Der Liberale jedenfalls begrüßte die Entscheidung des Bundestags vom Mittwoch, auch, wenn er sie sich früher gewünscht hätte. "Es geschieht etwas. Wir haben jetzt eine Chance, noch mal dem Virus die Grenzen zu zeigen." Nötig sei eine letzte große, gemeinsame Kraftanstrengung, das gelte auch für die Politiker. Baum warnte: "Ich spüre, dass die Leute das Vertrauen in das Funktionieren unserer Demokratie verlieren." Der Machtkampf Laschet/Söder hat da seiner Ansicht nach in puncto Glaubwürdigkeit nur Schaden angerichtet: "Man wusste doch, da wurde geheuchelt bis zum Gehtnichtmehr."

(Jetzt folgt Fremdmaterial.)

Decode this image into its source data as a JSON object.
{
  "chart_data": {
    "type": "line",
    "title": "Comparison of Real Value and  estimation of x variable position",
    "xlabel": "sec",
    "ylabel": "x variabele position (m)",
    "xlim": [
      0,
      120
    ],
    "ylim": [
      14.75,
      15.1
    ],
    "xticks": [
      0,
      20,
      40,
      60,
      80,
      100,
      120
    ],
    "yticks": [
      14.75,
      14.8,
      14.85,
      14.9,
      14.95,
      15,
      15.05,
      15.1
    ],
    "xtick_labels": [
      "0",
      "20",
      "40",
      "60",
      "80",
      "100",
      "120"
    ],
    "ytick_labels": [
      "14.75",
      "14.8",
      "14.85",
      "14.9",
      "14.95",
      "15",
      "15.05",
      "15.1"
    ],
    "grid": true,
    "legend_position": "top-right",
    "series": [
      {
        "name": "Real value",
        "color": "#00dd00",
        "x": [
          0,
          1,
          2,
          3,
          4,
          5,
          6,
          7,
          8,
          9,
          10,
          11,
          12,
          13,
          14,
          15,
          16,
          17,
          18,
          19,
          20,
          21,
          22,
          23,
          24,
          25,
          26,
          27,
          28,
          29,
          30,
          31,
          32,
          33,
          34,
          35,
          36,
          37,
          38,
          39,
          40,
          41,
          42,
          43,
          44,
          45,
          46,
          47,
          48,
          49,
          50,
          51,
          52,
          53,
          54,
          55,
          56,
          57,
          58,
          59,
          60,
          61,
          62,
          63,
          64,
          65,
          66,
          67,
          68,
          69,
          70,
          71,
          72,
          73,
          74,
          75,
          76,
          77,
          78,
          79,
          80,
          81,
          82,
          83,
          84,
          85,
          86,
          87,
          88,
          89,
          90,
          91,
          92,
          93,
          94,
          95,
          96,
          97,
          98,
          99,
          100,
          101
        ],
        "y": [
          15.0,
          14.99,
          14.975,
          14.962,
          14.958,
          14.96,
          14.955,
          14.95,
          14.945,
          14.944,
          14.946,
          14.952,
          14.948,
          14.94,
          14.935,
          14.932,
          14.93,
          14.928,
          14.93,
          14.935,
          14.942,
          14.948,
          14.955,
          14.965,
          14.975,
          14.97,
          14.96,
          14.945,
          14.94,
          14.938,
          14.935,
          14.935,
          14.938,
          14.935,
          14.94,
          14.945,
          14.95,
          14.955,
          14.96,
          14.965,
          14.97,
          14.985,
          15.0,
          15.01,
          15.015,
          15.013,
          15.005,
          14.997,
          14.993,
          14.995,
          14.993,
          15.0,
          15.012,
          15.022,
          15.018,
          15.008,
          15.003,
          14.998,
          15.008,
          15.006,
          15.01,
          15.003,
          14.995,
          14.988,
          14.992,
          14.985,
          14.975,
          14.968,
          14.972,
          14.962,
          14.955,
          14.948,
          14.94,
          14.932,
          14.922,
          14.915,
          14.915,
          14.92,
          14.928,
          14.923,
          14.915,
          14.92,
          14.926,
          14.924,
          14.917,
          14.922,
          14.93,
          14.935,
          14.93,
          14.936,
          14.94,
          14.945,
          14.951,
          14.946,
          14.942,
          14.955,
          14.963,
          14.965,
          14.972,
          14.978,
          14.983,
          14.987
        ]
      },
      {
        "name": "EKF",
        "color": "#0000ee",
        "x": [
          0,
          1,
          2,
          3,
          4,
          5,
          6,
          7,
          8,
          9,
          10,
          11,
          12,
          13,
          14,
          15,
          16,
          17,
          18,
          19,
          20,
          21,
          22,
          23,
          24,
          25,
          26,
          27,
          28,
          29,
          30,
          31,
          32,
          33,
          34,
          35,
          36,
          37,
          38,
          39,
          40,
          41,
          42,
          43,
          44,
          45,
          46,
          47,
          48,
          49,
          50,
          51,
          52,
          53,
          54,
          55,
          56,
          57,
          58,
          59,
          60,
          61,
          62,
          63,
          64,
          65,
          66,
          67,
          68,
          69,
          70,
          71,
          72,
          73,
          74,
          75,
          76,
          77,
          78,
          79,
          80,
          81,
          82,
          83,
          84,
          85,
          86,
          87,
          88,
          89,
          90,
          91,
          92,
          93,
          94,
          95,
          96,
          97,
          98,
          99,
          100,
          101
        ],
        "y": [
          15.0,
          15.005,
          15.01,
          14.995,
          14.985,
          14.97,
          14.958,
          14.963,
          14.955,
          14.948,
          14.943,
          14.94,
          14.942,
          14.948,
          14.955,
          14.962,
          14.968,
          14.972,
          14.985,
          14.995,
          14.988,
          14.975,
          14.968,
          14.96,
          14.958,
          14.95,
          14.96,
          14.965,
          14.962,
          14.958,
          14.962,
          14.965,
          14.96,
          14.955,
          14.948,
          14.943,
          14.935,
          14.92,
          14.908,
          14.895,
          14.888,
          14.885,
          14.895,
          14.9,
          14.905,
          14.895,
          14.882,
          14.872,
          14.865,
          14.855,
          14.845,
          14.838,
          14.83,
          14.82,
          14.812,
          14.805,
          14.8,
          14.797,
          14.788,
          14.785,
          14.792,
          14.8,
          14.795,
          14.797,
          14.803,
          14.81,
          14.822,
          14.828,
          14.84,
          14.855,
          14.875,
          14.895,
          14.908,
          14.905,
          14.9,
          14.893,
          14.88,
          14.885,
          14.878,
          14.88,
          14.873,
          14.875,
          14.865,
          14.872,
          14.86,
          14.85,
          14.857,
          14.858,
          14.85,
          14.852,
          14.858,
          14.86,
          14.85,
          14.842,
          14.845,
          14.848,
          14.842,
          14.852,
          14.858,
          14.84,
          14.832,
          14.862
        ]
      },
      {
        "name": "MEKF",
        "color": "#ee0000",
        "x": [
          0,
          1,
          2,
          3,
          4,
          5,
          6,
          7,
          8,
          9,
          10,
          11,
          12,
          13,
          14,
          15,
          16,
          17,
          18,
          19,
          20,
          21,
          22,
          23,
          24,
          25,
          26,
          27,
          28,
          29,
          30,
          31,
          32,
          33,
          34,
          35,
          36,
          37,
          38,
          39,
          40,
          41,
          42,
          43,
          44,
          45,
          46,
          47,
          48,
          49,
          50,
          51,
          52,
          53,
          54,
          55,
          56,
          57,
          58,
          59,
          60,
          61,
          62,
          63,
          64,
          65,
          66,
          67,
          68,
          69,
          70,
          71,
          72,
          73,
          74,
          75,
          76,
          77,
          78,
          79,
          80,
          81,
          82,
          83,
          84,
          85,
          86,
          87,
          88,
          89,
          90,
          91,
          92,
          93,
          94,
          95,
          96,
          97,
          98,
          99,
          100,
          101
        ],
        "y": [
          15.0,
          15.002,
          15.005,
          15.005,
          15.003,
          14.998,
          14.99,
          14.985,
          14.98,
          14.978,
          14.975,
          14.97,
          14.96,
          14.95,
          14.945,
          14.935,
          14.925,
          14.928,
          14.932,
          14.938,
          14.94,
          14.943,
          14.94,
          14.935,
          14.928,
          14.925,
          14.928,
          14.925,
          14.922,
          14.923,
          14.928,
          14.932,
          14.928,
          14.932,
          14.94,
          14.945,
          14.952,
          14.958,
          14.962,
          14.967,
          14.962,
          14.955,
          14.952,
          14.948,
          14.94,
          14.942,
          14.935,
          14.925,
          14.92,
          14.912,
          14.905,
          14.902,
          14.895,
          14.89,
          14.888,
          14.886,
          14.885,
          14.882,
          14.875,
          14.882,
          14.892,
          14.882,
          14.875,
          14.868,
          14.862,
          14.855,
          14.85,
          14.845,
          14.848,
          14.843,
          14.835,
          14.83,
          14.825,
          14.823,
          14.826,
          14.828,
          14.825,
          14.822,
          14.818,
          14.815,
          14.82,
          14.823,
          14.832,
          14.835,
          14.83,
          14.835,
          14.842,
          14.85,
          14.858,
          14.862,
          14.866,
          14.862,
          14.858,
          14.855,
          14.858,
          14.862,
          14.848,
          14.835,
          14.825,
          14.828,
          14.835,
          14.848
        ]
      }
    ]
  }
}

Warnungen der Intensivmedizinerin

Intensivmedizinerin Caterina Reuchsel aus Gera hat vom Machtkampf in der Union immer nur im Radio auf der Fahrt zur Arbeit gehört und fühlte sich dabei wie im falschen Film. "Es ist abgehoben", kommentierte sie das eitle Schauspiel. Keine Probleme hat sie hingegen mit dem neuen wichtigen Inzidenzwert von 165, den selbst CDU-Chef Armin Laschet für ziemlich willkürlich gewählt hält. "Ich bin froh, dass überhaupt etwas passiert", sagte die Ärztin. Ihr Team arbeite bereits in vielen Bereichen am Limit. "Für uns ist es schon zu spät. Ihr hattet ein Jahr Zeit", richtete sie der Politik aus. Reuchsel zeigte sich aber fassungslos darüber, dass der gesellschaftliche Aufschrei ausbleibt, obwohl mittlerweile Operationen wegen Überlastung abgesagt werden müssen. "Warum reagiert da keiner drauf?", wunderte sie sich.

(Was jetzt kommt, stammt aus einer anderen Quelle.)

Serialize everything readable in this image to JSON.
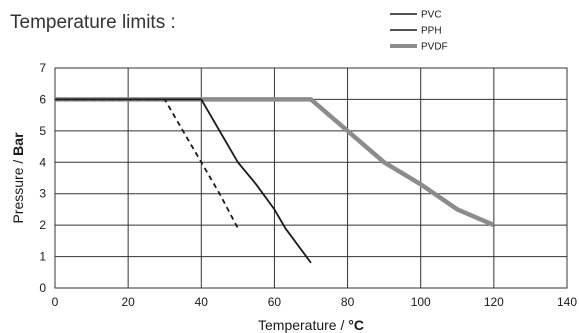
{
  "chart_data": {
    "type": "line",
    "title": "Temperature limits :",
    "xlabel": {
      "prefix": "Temperature / ",
      "unit": "°C"
    },
    "ylabel": {
      "prefix": "Pressure / ",
      "unit": "Bar"
    },
    "xlim": [
      0,
      140
    ],
    "ylim": [
      0,
      7
    ],
    "xticks": [
      0,
      20,
      40,
      60,
      80,
      100,
      120,
      140
    ],
    "yticks": [
      0,
      1,
      2,
      3,
      4,
      5,
      6,
      7
    ],
    "grid": true,
    "legend_position": "top-right",
    "series": [
      {
        "name": "PVC",
        "style": "dashed",
        "color": "#1a1a1a",
        "points": [
          [
            0,
            6
          ],
          [
            30,
            6
          ],
          [
            35,
            5
          ],
          [
            40,
            4
          ],
          [
            45,
            3
          ],
          [
            50,
            1.9
          ]
        ]
      },
      {
        "name": "PPH",
        "style": "solid",
        "color": "#1a1a1a",
        "points": [
          [
            0,
            6
          ],
          [
            40,
            6
          ],
          [
            45,
            5
          ],
          [
            50,
            4
          ],
          [
            55,
            3.3
          ],
          [
            60,
            2.5
          ],
          [
            63,
            1.9
          ],
          [
            70,
            0.8
          ]
        ]
      },
      {
        "name": "PVDF",
        "style": "thick",
        "color": "#8c8c8c",
        "points": [
          [
            0,
            6
          ],
          [
            70,
            6
          ],
          [
            80,
            5
          ],
          [
            90,
            4
          ],
          [
            100,
            3.3
          ],
          [
            110,
            2.5
          ],
          [
            120,
            2
          ]
        ]
      }
    ]
  }
}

Nach eindringlichen Warnungen von Intensivmedizinern wie Reuchsel hatten sich am Mittwoch allerdings auch andere Stimmen zu Wort gemeldet. "Wir sind und waren zu keiner Zeit am Rande unserer Kapazitäten", sagte Thomas Hermann Voshaar, Chefarzt der Lungenklinik Bethanien in Moers, der "Bild"-Zeitung und warnte vor Alarmismus.

Reuchsel hingegen berichtete nüchtern von der Hilflosigkeit der Medizin im Angesicht von Covid-19. "Ich kann die Menschen nicht heilen. Es ist, als hätte man das Penicillin noch nicht erfunden", stellte die Anästhesistin klar. "Wir können natürlich viel machen. Wir haben die Technik." Aber jedem Betroffenen müsse deutlich dargelegt werden, was die Behandlung auf der Intensivstation bedeutet und dass ein überstandener Kampf gegen das Virus (jeder dritte Corona-Intensivpatient stirbt hierzulande) nicht automatisch mit einem Sieg gleichzusetzen ist.

"Man verlässt eine Intensivstation nie so, wie man vorher war. Man muss sich sehr schwer ins Leben zurückkämpfen", sagte Reuchsel. Manch ein Patient sage angesichts der Optionen "Nein, das brauch ich nicht" und entscheide sich gegen die Behandlung. Auch das steckt hinter den täglichen Zahlen zu Corona-Toten und Intensivpatienten in Deutschland.